O tema, que ambos negligenciaram, ainda faz a força de Festim Diabólico. Dois jovens resolvem cometer o crime perfeito. O direito de matar um indivíduo provocou perturbação porque, afinal, ainda eram recentes as descobertas da imensidão dos crimes dos nazistas na 2ª Guerra. Hitchcock baseou-se numa peça inspirada na história real de Leopold e Loeb, que tentaram cometer o tal crime perfeito em 1924 e foram pegos. A mesma história inspirou um dos filmes de prestígio de Richard Fleischer, Estranha Compulsão, de 1959, que ficcionalizava, com outros nomes, o que ficou conhecido como “julgamento do século”, o da dupla. Orson Welles fazia o advogado de defesa.

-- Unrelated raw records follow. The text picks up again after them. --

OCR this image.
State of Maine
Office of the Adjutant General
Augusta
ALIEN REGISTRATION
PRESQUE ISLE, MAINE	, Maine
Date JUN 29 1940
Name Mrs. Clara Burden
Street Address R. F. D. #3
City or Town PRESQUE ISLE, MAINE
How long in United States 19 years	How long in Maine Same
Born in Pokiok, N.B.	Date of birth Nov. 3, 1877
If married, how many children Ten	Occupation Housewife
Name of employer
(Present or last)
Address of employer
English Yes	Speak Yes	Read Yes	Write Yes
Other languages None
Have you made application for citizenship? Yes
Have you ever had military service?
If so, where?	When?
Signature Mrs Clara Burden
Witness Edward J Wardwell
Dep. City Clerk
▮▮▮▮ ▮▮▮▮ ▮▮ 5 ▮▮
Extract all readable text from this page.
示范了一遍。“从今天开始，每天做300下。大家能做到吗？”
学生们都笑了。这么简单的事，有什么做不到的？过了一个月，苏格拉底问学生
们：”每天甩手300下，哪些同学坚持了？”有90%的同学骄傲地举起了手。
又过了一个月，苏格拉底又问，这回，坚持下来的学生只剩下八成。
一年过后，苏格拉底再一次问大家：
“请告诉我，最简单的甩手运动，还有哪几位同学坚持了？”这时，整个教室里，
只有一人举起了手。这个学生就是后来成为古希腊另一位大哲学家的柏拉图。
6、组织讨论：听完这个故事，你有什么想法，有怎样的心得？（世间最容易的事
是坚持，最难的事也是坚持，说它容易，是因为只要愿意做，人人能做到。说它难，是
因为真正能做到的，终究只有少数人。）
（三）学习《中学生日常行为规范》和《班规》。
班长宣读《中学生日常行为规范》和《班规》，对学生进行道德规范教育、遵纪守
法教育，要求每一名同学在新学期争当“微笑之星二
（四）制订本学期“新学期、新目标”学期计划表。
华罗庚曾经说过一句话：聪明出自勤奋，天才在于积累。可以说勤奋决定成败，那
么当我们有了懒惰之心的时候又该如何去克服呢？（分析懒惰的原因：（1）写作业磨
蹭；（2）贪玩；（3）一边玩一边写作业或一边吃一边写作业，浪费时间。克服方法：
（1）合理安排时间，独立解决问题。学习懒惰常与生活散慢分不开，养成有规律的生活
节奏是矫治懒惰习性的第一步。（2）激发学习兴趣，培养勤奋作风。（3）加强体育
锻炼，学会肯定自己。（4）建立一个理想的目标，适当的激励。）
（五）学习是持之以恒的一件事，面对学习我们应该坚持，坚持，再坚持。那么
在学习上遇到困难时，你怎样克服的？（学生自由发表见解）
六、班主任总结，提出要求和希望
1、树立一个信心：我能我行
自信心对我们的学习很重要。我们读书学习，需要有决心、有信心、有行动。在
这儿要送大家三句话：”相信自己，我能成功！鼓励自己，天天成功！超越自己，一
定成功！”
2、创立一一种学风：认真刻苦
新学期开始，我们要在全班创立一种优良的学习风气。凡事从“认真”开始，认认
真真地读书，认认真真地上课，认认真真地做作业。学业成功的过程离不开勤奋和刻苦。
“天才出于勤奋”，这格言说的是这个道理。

Em 1992, houve outra versão, que é considerada um marco do new queer cinema. Em Swoon – Colapso do Desejo, Tom Kalin avança no que Hitchcock e Fleischer sugeriam – Leopold e Loeb eram gays enrustidos e o crime tinha conotação sexual. Mais dez anos e, em 2002, o franco-iraniano Barbet Schroeder fez Cálculo Mortal, em que outros dois estudantes planejam o crime perfeito e, agora, não apenas a vítima é do sexo feminino como a policial que investiga o caso é vivida por Sandra Bullock. Imagine se ela não enquadra os criminosos. Por hedionda que tenha sido, ideologicamente, a iniciativa de Leopold e Loeb, o crime só rendeu bons filmes no cinema.
As informações são do jornal O Estado de S. Paulo.